Mas há um ponto de partida para todo o nó. A República!
Falou-se de República. Não pelo fato de a República ser República,
mas, isso sim, por ter sido decretada e não proclamada. Aristides Lobo,
arguto observador, escreveu com maestria que o povo, atônito, pensou que
se tratava de uma parada militar. Ao saber que um desafeto seu (dera em
cima de sua mulher) poderia ser o chefe do novo gabinete do império
(boato nascido da boca de Benjamin Constant), Deodoro da Fonseca decidiu
assinar a mudança de regime, sequer em praça pública, mas nas
dependências do que seria hoje uma câmara de vereadores. Aí, deu ruim
para o Brasil. A chamada classe política nasceu e cresceu e espichou e
engordou sem o menor compromisso popular – conceito desenvolvido pelo
signatário, tristemente no Brasil “o povo é nota de rodapé, o povo é
nota de pé de página”. Daí nasce o patrimonialismo. A maioria dos
políticos misturando o público com o privado, o que significa, em bom
português, avançar no dinheiro dos outros e receber propina para
utilizar a máquina pública a favor de interesses privados.
Falou-se de tudo que anda por aí. E a saída, onde fica a saída?
(antiga indagação do genial dramaturgo Oduvaldo Vianna Filha). Um dos
maiores classicos do cinema, em todos os tempos, chama-se “O homem que
matou o facínora” (1962). Nele, o personagem Tom Doniphon (John Wayne)

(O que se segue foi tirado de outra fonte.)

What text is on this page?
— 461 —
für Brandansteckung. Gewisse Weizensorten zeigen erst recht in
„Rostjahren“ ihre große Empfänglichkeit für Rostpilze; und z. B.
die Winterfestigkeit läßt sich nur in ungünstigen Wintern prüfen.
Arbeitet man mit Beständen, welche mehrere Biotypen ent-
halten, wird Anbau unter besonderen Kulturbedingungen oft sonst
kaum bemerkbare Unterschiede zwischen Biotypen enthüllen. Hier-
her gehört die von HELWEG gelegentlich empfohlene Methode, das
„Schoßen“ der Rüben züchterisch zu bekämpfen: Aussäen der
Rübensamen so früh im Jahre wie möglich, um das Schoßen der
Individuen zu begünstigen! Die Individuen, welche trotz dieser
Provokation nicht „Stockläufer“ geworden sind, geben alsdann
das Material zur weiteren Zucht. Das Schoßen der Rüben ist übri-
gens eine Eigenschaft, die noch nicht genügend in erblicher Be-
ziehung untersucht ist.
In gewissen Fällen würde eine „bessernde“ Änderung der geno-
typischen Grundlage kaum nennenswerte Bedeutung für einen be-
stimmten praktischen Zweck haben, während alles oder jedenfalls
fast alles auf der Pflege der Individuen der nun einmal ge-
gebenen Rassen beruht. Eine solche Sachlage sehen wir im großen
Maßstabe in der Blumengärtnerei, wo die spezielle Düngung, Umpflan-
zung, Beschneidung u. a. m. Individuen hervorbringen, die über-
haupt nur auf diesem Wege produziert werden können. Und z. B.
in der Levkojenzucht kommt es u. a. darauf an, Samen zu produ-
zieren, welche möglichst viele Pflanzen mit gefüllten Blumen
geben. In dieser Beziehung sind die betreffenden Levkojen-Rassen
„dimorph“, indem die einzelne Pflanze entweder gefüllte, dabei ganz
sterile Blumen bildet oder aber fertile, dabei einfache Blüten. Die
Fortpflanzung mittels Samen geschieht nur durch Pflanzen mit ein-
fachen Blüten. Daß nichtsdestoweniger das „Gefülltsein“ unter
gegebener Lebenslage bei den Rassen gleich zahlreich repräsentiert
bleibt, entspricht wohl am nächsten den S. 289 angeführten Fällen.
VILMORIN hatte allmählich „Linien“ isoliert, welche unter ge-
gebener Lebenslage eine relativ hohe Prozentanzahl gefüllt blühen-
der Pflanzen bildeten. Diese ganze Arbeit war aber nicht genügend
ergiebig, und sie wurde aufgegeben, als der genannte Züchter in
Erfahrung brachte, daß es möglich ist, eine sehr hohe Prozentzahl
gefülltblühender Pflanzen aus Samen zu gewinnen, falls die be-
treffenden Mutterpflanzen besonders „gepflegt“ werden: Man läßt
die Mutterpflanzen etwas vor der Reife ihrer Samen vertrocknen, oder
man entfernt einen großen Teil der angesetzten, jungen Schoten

não acredita no ordenamento jurídico que começa a nascer nos EUA, a lei
para ele é um revólver e um rifle. Ronson Stoddard (James Stewart), ao
contrário, é um recém-formado advogado disposto a provar que a lei vence
o tiro. Há um famoso bandido na história chamado Liberty Valance (Lee
Marvin). Todos pensam que foi James Stewart quem conseguiu duelar e
matar o facínora, mas na verdade quem o mata é John Wayne – e,
importantíssimo, seu personagem evolui cultural e politicamente,
abandona o cinturão e passa a pregar a soberania das leis e a
democracia. Pois bem, a saída para o Brasil, a única saída, são os
princípios constitucionais pelos quais o STF zela e saberá sempre zelar,
até porque é essa a sua função precípua. Os onze ministros do STF
serão, enfim, os homens que “matarão” os facínoras.